Edelman contends, in his program notes, that King's music belongs in the legitimate theater. He couldn't be more wrong. The beauty of these pop gems is their simplicity, and--particularly in the case of those songs culled from the show's namesake album--their casual treatment by King in the original recordings. These aren't songs intended for big, theatrical voices and, translated into perfectly enunciated, brightly polished show tunes, they end up sounding like commercial jingles. Imagine Jessye Norman singing a Pepsodent ad.

At the performance I attended, the sleepy matinee audience roused itself only once, to guffaw loudly at the worst of Drathman's terrible get-ups, hung on her by an uncredited costumer who must have spent weeks scouring thrift shops for the ugliest frocks in town.

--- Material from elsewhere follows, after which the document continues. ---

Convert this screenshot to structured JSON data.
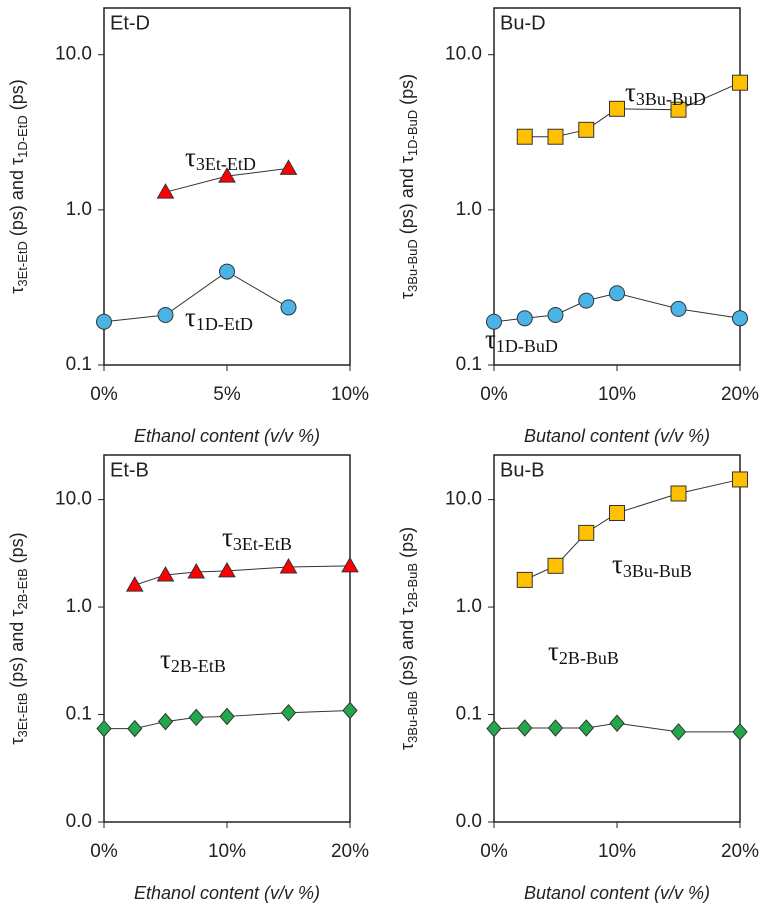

I'm glad that Tapestry is a stink bomb that can't help but fail. If it were to succeed, we'd soon be awash in a sea of book musicals based on marvelous albums by female vocalists. If the trend really took off, local companies would eventually end up hawking low-rent tuners by forgotten folk singers like Refugee: The Songs of Rachel Faro and Comfortable Shoes: Music of Janis Ian.

In the meantime, there's Tapestry, an uninteresting show that attempts to transform Carole King into a theater maven and ends up only inviting a lot of unanswered questions. The first one that came to my mind as I exited the playhouse was, "I passed up a brunch invitation for this?"

Theater League's production of Tapestry: The Music of Carole King continues through Sunday, August 1, at the Viad Playhouse on the Park, 1850 North Central.